Одно к одному все ложилось, лилось водой на мельницу Камлаева, а впрочем, этого не объяснишь, не взвесишь, не уловишь, — как женщина перестает хотеть быть законной женой одного и начинает — быть женой другого. Камлаев был знатный половой террорист-погубитель, но с Ниной это органическое свойство его не влияло ничуть, и не было в происходившем нисколько камлаевской силы и власти, а только то, что называется судьбой.
Она появлялась, ложилась на расстеленное полотенце, порой с книжкой или в «летных», как у пилота истребителя, наушниках; из своего укрытия воровски выхаживал, выглаживал ее худые щиколотки, ее облитые солнечным лаком голени и ляжки, ее мерцающий приставшими песчинками живот, с какой-то небывалой радостной мукой скользил по плавному обводу, скатывался к талии, стекал в пупок какой-то каплей, ловил перелив позвонков, движение руки, несущей к вдумчивым губам бутылку минеральной или короткую и толстую Gitanes… ей не было нужды ходить на семинары, штудировать инструкции по пользованию телом, ногами, животом, сдавать зачеты так, как это делает весь мир, колонии англоязычных стран, привыкнув относиться к сексу с максимальной серьезностью, то есть как к учебе с получением отметок «отлично», «так себе» и «неуд» — в каждом движении она была равна самой себе, как равен ребенок, который беззастенчиво разгуливает нагишом в присутствии взрослых любого вероисповедания и пола.
Камлаев верил: даже Ориген бы и разные другие христианские аскеты поколебались в своем стойком отвращении к жизни плоти при виде этой девочки, введенные в неравновесие, но не повергнутые в свинское, во грех; он никогда еще не богохульствовал так смело и ответственно; физическая тяга покрывалась ни разу не испытанной доселе смирительной нежностью и страхом повредить: так, не имея навыка, боишься притронуться к еще не нареченному младенцу… это другие, вон Угланов, обучены переворачивать дите со спинки на живот, как блин на сковородке.
Надолго замирал, затянутый неодолимо в благодарное немое созерцание ее свободного лица, которое, с полуопущенными веками, разглаженное, смирное и отрешенное, влеклось, тянулось вслед за звуками, что шли в наилучшем и строгом порядке, звенели и журчали родниковым bach в напяленных наушниках, и обращалось внутрь себя, порабощенное свободно, безусильно воспаряющими вверх тонами фигурации, подхваченное звуком и пребывающее в нем, как в колыбели, в борозде, в утробе… без лживой мимики, без лицемерного переживания, передавая дальше, в атмосферу бережно и свято… Нет, кто-то явно тут воспользовался мыслью, догадкой Камлаева о Нине, как выкройкой, как меркой, как формой для отливки.

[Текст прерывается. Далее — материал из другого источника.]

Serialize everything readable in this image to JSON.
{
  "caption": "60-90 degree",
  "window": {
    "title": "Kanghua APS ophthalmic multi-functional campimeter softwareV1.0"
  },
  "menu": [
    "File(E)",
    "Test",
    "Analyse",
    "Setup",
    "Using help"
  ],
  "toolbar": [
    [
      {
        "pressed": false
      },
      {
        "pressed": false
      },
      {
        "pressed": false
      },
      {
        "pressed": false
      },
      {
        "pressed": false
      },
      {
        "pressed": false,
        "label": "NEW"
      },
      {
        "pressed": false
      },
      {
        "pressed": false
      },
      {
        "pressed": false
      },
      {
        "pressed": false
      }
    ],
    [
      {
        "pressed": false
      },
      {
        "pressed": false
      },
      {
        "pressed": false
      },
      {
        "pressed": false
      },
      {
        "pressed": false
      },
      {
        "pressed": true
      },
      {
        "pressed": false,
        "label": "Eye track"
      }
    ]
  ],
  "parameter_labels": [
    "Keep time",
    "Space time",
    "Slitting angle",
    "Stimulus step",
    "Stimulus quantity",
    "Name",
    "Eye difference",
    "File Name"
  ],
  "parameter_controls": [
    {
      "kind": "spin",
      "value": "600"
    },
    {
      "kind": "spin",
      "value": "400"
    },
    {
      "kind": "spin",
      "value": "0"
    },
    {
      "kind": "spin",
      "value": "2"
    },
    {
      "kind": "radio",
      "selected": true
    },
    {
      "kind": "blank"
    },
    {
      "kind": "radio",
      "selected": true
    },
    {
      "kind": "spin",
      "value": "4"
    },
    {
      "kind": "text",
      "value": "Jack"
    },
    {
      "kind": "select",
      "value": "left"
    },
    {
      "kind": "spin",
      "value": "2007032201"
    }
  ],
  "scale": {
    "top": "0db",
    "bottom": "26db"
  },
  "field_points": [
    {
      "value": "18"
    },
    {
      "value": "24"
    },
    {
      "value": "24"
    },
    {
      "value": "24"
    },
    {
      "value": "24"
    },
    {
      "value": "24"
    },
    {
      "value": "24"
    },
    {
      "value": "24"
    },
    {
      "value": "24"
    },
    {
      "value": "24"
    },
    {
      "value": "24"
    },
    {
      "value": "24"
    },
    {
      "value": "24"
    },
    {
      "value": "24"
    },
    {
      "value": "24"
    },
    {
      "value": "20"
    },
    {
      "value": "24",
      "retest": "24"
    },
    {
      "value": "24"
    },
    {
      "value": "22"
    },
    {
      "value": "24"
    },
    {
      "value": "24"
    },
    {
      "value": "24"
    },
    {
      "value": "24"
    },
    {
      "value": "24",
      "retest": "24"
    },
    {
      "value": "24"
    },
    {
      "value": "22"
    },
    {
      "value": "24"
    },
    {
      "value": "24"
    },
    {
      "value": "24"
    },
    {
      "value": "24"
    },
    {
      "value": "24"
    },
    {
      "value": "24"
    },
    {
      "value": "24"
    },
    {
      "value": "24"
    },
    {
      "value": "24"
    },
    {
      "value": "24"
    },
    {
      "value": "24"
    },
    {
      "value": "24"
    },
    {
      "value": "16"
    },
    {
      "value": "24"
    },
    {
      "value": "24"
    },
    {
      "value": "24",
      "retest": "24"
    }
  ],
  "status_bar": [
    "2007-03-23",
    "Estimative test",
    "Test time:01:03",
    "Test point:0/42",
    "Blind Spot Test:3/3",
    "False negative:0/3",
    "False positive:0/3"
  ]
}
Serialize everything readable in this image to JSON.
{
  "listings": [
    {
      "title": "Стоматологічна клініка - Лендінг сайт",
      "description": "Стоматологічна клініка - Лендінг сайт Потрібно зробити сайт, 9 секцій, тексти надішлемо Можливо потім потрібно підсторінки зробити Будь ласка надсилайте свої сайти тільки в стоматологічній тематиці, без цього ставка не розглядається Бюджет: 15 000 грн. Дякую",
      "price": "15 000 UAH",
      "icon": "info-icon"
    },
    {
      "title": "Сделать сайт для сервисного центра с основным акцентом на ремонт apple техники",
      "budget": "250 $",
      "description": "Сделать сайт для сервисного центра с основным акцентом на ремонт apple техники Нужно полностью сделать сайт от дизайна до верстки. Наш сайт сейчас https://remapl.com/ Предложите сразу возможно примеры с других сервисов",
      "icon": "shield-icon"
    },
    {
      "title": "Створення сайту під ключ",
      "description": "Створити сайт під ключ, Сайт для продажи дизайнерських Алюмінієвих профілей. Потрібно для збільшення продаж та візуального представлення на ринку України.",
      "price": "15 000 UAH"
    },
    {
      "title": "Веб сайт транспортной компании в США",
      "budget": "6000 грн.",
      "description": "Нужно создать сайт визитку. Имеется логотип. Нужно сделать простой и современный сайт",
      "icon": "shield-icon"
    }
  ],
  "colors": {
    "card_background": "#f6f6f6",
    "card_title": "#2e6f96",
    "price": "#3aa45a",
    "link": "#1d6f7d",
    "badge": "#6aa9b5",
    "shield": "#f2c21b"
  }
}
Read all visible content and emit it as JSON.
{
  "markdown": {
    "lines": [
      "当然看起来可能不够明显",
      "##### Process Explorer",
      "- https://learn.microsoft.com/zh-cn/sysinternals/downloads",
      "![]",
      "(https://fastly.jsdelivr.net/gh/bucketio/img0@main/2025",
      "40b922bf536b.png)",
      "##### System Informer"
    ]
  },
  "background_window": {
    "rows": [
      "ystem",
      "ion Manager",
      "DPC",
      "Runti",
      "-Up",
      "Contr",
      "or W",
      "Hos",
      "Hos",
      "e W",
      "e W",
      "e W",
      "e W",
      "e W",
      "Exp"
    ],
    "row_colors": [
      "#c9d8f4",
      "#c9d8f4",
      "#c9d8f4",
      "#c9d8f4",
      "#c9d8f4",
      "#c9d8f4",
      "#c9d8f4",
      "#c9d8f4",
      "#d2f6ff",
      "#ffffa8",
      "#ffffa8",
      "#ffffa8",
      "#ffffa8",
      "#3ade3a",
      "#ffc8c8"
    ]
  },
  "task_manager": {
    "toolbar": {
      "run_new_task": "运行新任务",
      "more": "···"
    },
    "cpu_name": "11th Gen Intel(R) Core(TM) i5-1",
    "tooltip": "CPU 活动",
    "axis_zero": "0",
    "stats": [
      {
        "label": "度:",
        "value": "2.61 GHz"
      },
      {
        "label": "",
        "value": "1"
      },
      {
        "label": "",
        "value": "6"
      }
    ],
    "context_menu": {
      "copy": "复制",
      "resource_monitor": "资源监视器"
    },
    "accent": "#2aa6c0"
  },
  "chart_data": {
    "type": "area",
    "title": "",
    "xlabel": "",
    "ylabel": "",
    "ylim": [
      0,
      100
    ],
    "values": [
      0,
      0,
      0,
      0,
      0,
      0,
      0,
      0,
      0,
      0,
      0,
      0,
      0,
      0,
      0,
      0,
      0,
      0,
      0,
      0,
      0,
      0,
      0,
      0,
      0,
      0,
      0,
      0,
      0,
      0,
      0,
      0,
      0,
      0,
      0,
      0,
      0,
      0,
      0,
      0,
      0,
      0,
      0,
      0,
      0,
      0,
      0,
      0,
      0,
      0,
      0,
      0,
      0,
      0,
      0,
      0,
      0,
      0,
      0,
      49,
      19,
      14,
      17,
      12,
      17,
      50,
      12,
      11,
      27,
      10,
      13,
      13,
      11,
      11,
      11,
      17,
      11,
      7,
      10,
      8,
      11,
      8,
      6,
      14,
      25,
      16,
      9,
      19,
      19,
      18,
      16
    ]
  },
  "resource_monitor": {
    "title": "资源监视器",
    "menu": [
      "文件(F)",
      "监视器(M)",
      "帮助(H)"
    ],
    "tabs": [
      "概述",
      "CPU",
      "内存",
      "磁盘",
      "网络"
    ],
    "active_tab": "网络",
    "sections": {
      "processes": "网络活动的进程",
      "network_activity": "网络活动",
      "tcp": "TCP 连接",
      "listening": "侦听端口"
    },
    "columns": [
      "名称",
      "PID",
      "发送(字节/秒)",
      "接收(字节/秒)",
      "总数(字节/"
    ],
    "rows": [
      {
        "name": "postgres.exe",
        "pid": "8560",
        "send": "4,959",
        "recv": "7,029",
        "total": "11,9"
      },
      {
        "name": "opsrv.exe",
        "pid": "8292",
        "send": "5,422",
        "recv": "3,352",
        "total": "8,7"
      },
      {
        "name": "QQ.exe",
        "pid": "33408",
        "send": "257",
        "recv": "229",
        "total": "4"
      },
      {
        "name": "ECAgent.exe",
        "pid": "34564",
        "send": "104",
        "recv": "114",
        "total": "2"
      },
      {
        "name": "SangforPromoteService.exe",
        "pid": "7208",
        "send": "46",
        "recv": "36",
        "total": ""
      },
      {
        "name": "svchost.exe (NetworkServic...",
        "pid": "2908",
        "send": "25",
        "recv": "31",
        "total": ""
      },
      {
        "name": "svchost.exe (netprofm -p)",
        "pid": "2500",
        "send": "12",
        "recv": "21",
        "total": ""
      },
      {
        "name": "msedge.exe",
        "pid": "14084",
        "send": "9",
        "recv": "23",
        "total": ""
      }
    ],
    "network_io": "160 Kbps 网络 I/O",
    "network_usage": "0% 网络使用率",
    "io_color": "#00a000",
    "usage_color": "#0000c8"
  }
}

Не выдержал и вышел из засады — пустышка, перекати-поле без дома, без семьи, не знающий, пригоден ли для полной близости, очажной, навсегдашней, целиком, — она приподнялась и села, обхватив колени, учтиво обратив к Камлаеву лицо.
— Скажите, Нина, вам никто не говорил, — он ринулся напропалую, — у вас лицо такое, что хочется кормить вас мармеладом всю оставшуюся жизнь?
— А вы бы в зоопарк сходили — там каждая вторая морда такое же желание внушает.
— Не вариант, — насилу он осклабился, — зверьками тут не обойдешься, все зверьки — уже ты. Вон у Олега сколько их, и Альма, и Васса. Смотрю, а это ты напрыгиваешь лохматым псом-придурком и лезешь мокрым носом прямо в морду.
Шли по лесу, она остановилась, такая беззащитная, беспомощная перед тем, что свершалось — судьба, которую не выбирают… судьба, которую ты можешь выбрать, — уже не судьба… он больше не мог, шагнул подхватить под лопатки, пристать как к кислому железу лыжной палки при минус тридцати по Цельсию — она смирила, удержала, выставив ладонь, и он узнал: и так бывает — сердце бьется вне тела, еще не в ней, но рядом, об нее, как нетопырь сморчковой мордочкой в стекло… вот лишь бы вырваться из тесноты на волю… так оно ринулось, знакомо, но в то же время с небывалой силой, как в детстве при мгновенном подозрении, прозрении о смертности родителей, при снизошедшем знании, что от них отделен, не можешь им помочь, захочешь — не поделишься своей молодой огромной силой, чтобы продлить их век, чтобы оставить их с собой… что всемогущий исполин-отец — не навсегда, что мама — будет не в кого уткнуться, в горячий мягкий бок, в пружинящий живот… Но тут, сейчас страх умер в нем, сгорел, и сердце упало ей в горсть и забилось, и он мог жить его биением в Нининой ладони, и это было выше и нужнее, чем бессмертие.